May 4, 2026
Published6 min readThe MCP proxy is the enforcement primitive
Voluntary safety checks don't survive contact with a real agent. If you want a policy layer that actually stops destructive tools, it has to be in the request path. And once it is, you also get the team's shared context for free.
- mcp
- agent-infrastructure
- policy
When you wire a policy layer into an MCP-using agent stack, there are roughly two paths.
The first looks elegant. You expose a tool the agent calls voluntarily before doing anything destructive. “please check this command before running it.” The check returns allow, warn, review, or block. The agent does the right thing.
The second path looks heavier. A process sits between the agent and the tools it uses. Every action the agent attempts flows through. The proxy evaluates the same policy and decides whether to forward, forward with a note, or return a refusal the agent has to react to.
The first path is the only one that fails. The second is the only one that works.
Why voluntary fails
Three failure modes that show up almost immediately.
The agent forgets. Not every time. Most of the time the check fires and everything is fine. But the variance over thousands of tool calls is non-zero, and the one call it forgets is the one with a destructive command in the argument. The base rate doesn't matter once you're past a meaningful number of operations; the tail does.
There's a window between the check and the action. An agent that asks the policy layer for permission and then makes the destructive call has time between the two in which conditions can change. A different file gets staged, a context flips, a branch updates. The check passes against state A; the action fires against state B.
The trust boundary is in the wrong place. A safety check that depends on the thing being checked to call it is not a safety check. It's a request for a status update. If your safety primitive is advisory, you're not enforcing anything; you're documenting intent.
The shape that works
Put the policy layer in the request path. The agent doesn't know it's there. Every action the agent attempts is intercepted, evaluated, and either forwarded to the downstream tool or returned to the agent as a refusal it has to handle. Destructive operations stop being advisory because there is no path through the system that bypasses the check.

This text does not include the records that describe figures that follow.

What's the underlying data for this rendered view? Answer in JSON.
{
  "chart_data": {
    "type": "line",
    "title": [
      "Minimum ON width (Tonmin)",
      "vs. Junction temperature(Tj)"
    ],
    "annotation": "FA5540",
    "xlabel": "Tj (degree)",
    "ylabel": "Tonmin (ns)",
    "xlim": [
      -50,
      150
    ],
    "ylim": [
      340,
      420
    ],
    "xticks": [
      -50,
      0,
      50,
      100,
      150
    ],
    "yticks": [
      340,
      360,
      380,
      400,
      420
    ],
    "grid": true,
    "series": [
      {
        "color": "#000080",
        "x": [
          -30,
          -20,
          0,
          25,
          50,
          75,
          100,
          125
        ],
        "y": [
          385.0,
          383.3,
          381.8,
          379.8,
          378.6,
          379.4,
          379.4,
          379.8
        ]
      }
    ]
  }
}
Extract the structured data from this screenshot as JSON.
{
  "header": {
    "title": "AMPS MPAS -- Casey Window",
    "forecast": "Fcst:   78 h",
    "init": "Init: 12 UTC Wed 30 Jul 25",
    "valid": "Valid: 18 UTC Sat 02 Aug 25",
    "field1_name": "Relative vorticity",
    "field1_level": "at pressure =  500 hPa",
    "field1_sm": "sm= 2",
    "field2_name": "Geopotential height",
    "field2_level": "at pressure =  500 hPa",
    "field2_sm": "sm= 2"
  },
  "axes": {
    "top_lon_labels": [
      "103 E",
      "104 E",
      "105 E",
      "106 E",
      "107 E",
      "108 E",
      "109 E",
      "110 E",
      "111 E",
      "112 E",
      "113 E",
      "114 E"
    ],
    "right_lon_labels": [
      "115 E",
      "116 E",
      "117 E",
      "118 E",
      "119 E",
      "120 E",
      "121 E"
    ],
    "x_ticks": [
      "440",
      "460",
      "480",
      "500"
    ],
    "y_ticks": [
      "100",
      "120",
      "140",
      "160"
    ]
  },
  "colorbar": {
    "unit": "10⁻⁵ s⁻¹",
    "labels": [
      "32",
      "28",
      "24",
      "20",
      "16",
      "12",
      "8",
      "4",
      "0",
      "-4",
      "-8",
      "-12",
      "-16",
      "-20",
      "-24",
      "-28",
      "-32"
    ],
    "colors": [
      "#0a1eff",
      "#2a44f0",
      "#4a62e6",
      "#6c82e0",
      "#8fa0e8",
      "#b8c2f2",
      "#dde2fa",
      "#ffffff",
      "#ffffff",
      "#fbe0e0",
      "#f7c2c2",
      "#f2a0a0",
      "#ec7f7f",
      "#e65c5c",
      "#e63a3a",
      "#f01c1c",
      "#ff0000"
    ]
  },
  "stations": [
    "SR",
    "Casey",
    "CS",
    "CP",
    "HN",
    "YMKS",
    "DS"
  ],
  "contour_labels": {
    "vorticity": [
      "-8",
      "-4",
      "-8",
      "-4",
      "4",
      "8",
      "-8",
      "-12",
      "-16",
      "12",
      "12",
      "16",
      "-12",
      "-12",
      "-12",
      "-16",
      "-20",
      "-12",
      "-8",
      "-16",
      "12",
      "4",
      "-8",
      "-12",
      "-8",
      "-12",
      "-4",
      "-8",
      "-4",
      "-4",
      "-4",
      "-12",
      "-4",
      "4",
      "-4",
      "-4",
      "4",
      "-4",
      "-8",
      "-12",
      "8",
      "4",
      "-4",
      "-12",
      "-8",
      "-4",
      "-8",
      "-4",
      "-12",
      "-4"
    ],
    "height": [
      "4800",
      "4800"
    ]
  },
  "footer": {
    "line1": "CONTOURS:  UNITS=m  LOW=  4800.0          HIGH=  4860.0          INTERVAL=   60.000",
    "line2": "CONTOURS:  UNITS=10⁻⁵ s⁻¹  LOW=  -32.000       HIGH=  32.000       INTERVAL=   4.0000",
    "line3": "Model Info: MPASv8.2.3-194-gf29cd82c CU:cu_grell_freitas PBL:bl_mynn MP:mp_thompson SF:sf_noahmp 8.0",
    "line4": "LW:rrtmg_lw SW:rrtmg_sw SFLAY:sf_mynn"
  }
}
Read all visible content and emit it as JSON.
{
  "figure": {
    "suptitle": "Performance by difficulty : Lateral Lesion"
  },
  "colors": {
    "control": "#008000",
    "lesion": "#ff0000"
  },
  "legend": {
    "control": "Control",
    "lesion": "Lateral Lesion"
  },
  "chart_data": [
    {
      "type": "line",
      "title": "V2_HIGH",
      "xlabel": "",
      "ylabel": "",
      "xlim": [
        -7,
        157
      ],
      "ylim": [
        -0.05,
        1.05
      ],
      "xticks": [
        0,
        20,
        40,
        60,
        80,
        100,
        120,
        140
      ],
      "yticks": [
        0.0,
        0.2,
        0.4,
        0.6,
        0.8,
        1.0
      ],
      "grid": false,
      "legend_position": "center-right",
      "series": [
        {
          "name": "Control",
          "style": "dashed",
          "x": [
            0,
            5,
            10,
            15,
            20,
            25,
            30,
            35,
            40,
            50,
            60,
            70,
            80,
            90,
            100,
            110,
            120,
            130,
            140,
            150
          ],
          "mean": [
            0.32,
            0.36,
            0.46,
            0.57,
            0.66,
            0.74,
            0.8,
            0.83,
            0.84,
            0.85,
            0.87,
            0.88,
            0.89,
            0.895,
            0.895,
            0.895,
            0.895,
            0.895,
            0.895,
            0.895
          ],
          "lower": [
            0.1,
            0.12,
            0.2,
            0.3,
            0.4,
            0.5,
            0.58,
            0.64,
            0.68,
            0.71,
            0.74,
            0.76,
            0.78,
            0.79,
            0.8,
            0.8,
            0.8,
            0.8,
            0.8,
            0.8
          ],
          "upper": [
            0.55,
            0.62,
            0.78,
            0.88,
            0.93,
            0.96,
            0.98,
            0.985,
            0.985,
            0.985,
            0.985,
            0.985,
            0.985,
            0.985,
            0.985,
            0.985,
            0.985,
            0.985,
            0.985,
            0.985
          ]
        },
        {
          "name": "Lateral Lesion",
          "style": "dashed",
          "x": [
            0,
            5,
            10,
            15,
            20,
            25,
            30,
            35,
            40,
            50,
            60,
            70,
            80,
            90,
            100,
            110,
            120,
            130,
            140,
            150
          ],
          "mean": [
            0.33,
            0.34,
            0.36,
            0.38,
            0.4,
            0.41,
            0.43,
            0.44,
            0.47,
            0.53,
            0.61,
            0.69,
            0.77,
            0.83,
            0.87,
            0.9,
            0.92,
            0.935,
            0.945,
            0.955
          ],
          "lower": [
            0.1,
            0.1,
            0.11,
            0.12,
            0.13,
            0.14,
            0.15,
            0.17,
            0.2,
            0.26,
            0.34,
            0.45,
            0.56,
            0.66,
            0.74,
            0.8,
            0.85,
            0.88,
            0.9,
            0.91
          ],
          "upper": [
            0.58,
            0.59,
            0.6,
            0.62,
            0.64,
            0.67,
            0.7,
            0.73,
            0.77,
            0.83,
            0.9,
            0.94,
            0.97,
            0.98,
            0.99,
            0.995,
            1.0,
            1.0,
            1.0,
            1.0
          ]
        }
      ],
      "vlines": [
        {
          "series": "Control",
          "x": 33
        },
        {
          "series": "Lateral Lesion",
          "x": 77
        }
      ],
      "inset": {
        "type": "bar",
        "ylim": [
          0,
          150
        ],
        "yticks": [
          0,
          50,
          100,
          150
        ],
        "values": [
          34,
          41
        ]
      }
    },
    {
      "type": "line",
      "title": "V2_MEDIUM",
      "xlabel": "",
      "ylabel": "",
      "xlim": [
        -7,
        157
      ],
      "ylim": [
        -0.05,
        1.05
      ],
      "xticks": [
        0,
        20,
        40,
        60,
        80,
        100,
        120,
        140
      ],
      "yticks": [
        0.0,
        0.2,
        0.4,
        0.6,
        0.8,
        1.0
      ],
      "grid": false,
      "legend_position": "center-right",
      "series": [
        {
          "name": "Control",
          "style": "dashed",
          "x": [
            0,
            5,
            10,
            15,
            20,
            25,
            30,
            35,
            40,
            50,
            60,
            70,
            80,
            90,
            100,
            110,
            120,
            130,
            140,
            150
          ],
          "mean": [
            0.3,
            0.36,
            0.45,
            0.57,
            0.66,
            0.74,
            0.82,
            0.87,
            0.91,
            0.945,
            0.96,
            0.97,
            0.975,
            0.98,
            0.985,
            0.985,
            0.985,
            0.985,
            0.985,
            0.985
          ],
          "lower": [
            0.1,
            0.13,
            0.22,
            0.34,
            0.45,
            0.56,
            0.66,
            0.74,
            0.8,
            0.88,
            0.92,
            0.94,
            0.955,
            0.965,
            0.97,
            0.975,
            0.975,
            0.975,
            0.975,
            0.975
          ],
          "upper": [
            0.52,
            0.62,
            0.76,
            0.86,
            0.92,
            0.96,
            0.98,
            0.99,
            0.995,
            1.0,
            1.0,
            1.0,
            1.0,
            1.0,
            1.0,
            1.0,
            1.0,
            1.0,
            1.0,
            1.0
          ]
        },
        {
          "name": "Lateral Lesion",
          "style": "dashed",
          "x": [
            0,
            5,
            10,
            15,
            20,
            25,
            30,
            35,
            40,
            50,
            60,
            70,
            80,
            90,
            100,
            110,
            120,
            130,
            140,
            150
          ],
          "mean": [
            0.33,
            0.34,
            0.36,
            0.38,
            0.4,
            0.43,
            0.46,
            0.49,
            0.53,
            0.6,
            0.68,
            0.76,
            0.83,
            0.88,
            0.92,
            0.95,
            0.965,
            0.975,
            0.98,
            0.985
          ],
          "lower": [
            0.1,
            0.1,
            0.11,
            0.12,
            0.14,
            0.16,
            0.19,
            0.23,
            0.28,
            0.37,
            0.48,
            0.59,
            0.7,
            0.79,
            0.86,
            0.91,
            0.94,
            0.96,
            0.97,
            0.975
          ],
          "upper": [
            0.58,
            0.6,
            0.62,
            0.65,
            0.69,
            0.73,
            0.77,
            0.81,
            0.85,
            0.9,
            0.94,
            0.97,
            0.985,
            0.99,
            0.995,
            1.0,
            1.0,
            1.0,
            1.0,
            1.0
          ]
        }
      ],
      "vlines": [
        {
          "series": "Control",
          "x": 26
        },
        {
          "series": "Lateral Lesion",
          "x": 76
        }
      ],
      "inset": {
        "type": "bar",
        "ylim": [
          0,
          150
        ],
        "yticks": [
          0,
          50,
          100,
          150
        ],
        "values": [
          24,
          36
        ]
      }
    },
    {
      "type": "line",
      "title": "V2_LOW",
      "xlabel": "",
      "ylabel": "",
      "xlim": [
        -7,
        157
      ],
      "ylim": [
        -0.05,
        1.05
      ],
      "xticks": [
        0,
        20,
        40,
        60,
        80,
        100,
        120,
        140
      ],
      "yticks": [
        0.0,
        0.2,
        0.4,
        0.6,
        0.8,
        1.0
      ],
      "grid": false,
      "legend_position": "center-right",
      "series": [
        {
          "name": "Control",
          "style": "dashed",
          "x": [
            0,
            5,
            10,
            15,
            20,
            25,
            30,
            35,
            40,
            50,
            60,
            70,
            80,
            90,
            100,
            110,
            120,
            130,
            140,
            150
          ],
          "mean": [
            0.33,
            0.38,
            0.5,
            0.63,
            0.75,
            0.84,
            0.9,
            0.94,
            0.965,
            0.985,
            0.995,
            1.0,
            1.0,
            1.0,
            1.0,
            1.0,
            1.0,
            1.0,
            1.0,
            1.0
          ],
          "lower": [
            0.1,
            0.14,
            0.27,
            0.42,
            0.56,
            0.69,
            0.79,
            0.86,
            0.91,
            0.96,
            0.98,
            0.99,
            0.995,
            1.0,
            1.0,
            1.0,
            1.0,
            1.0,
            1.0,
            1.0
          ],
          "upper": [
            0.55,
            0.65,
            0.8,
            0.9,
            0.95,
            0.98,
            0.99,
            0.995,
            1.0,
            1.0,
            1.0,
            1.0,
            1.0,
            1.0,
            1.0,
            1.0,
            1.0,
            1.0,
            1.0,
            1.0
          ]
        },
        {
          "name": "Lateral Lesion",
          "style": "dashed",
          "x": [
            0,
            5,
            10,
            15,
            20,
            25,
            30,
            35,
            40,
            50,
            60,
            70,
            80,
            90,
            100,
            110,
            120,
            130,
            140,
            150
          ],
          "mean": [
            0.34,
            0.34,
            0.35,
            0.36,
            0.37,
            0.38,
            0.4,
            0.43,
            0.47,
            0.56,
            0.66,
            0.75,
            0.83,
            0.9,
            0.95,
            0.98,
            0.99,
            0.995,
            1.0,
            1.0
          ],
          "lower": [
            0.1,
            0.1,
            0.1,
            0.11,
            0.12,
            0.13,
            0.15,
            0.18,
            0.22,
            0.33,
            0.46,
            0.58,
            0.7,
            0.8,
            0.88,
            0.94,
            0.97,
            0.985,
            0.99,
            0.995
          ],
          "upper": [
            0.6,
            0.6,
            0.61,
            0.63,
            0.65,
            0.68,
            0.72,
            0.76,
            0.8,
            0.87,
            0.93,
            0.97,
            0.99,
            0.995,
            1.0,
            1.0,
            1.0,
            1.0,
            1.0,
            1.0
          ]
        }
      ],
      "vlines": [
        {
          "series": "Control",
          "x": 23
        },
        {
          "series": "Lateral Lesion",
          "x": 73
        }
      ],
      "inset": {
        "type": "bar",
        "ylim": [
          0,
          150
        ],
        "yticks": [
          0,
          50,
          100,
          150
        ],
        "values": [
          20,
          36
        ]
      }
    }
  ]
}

The agent gets a structured refusal it can react to. Apologize, try a different tool, escalate to the human. There's no window in which the destructive thing happens because the policy was optional.
Capture as a byproduct
The non-obvious consequence: once the policy layer is in the path, you also have a capture point.
Every action becomes a record. What was attempted, what the policy said, what actually happened. That's the team's shared context, accumulated automatically as work proceeds. No separate instrumentation pipeline. No agent that has to remember to call a logging tool.
This is why building enforcement and capture as separate things is a mistake. They're the same observation. If you've put the layer in the path, you've built both.
Static rules plus contextual judgement
Static rules cover the obvious destructive cases. Clearly destructive shell commands, schema changes, force pushes, writes to credential files. They fall apart on the cases that need context. A write to a production system that's legitimate during a planned migration and illegitimate the rest of the time. A force push that's correct when the operator said “rewrite my last three commits” and wrong otherwise.
The right shape is two layers in sequence. Static rules fire first. Fast, free, deterministic, auditable. Most decisions never need anything more. For the cases that genuinely require contextual judgement, the policy layer can defer to a model with the captured context. The deterministic layer is the floor; the contextual layer is the exception. Most teams skip this and try to use one or the other for everything; both directions end badly.
What this generalizes to
The pattern reaches beyond agents. Any system where a process makes decisions you'll need to reason about later benefits from the same shape. Capture in the request path, enforce there, audit there. Voluntary instrumentation is a documentation artifact. Load-bearing instrumentation is a control.
For agent stacks specifically: if your policy layer's primary surface is “a tool the agent calls when it remembers to,” you're not done yet. The proxy in the path is the enforcement primitive. The capture layer falls out of having put it there.
That's been the most surprising lesson for me. I came in thinking the harder problem was the substrate. What to capture, how to type it, how to retrieve it. It is hard. But the substrate is downstream. The enforcement primitive is what makes everything built on top of it real.